結膜炎は白目の部分が赤く充血することが多いので、目を見れば判断できます。
新生児に認められることは通常多くありませんが、結膜炎をおこす主な原因としてはアデノウイルス感染症や細菌性のものがあります。
生後2-3か月を超えて目ヤニ(眼脂)が急に出てきた場合には、まず疑うことになります。
アデノウイルス感染症は流行性角結膜炎(いわゆる”はやり目”)や、プール熱などがありますが、特に”はやり目”の感染力は非常に強いので家族や最近接触した人の中に結膜炎の方がいる場合には、生後数か月以内の赤ちゃんであっても感染性結膜炎である可能性を念頭に診療にあたります。
アデノウイルスに対して直接有効な治療法はないため、細菌性結膜炎が合併することを想定したうえで治療・予防目的で抗菌薬の点眼薬を使用したり、炎症が強ければステロイドの点眼薬を使うことがあります。アデノウイルス以外にもエンテロウイルスなどの結膜炎でも目ヤニ(眼脂)が出ることがありますが、対応は同じです。
基本的に、細菌性の結膜炎より上記のようなウイルス性の結膜炎の方が感染性は強いので注意が必要です。
アレルギー性結膜炎が新生児期や乳児期早期に起こることはほぼないと思ってよいでしょう。
それから稀なことですが、角膜損傷などの外傷性の理由(+細菌感染症)などで目ヤニ(眼脂)が多く出る場合があり、これは最悪は失明にもいたるような重症な病気である場合があります。
赤ちゃんの目ヤニ(眼脂) まとめ
基本的に新生児に認められる目ヤニ(眼脂)は、多くが正常でも認められる生理的なものです。
時に鼻涙管閉塞などが原因となっているものがありますが、無治療治や目の内側・鼻の根元のマッサージで自然に良くなることも多く、過剰な心配は無用です(抗菌薬の点眼薬を使用しながら様子をみますが、まれに外科的処置・手術が必要となることがあります)。
一部に感染性結膜炎が原因の場合があり、特に家族内や近しい人からの感染の可能性が疑われる場合や、角膜損傷などを疑うエピソードの後に出てきた目ヤニ(眼脂)などは、重症化するリスクもありますので、やはり早めに小児科や眼科を受診すべきと思います。

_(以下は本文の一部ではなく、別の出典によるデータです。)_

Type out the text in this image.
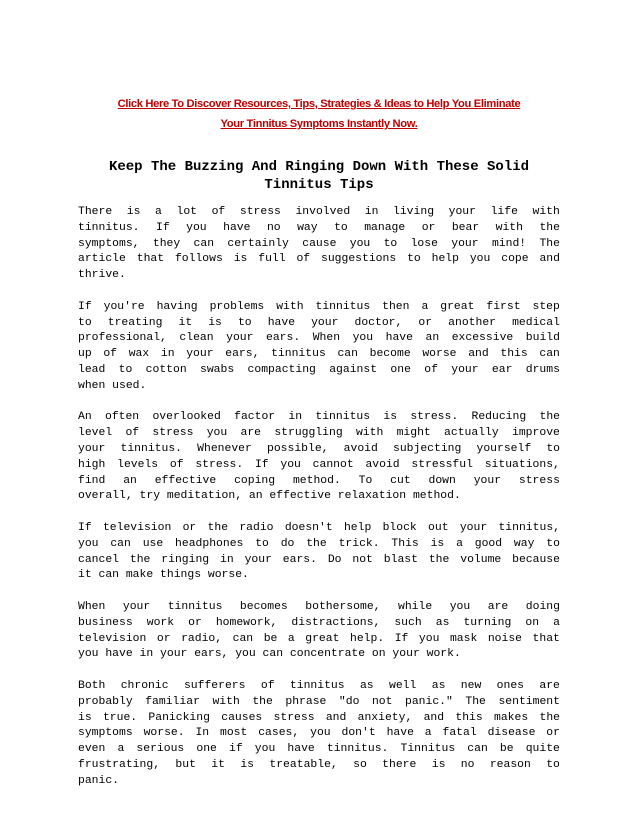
Click Here To Discover Resources, Tips, Strategies & Ideas to Help You Eliminate
Your Tinnitus Symptoms Instantly Now.
Keep The Buzzing And Ringing Down With These Solid
Tinnitus Tips
There is a lot of stress involved in living your life with
tinnitus. If you have no way to manage or bear with the
symptoms, they can certainly cause you to lose your mind! The
article that follows is full of suggestions to help you cope and
thrive.
If you're having problems with tinnitus then a great first step
to treating it is to have your doctor, or another medical
professional, clean your ears. When you have an excessive build
up of wax in your ears, tinnitus can become worse and this can
lead to cotton swabs compacting against one of your ear drums
when used.
An often overlooked factor in tinnitus is stress. Reducing the
level of stress you are struggling with might actually improve
your tinnitus. Whenever possible, avoid subjecting yourself to
high levels of stress. If you cannot avoid stressful situations,
find an effective coping method. To cut down your stress
overall, try meditation, an effective relaxation method.
If television or the radio doesn't help block out your tinnitus,
you can use headphones to do the trick. This is a good way to
cancel the ringing in your ears. Do not blast the volume because
it can make things worse.
When your tinnitus becomes bothersome, while you are doing
business work or homework, distractions, such as turning on a
television or radio, can be a great help. If you mask noise that
you have in your ears, you can concentrate on your work.
Both chronic sufferers of tinnitus as well as new ones are
probably familiar with the phrase "do not panic." The sentiment
is true. Panicking causes stress and anxiety, and this makes the
symptoms worse. In most cases, you don't have a fatal disease or
even a serious one if you have tinnitus. Tinnitus can be quite
frustrating, but it is treatable, so there is no reason to
panic.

また生後2-3か月以降に初めて出てきたり急に悪化してきた目ヤニ(眼脂)は、鼻涙管閉塞が原因である可能性は小さく、感染性結膜炎の可能性が高くなるでしょう。
初期対応は小児科で十分ですし多くはそれで事足りますが、眼以外の症状を伴わない場合には最初から眼科を受診してもよいかもしれません。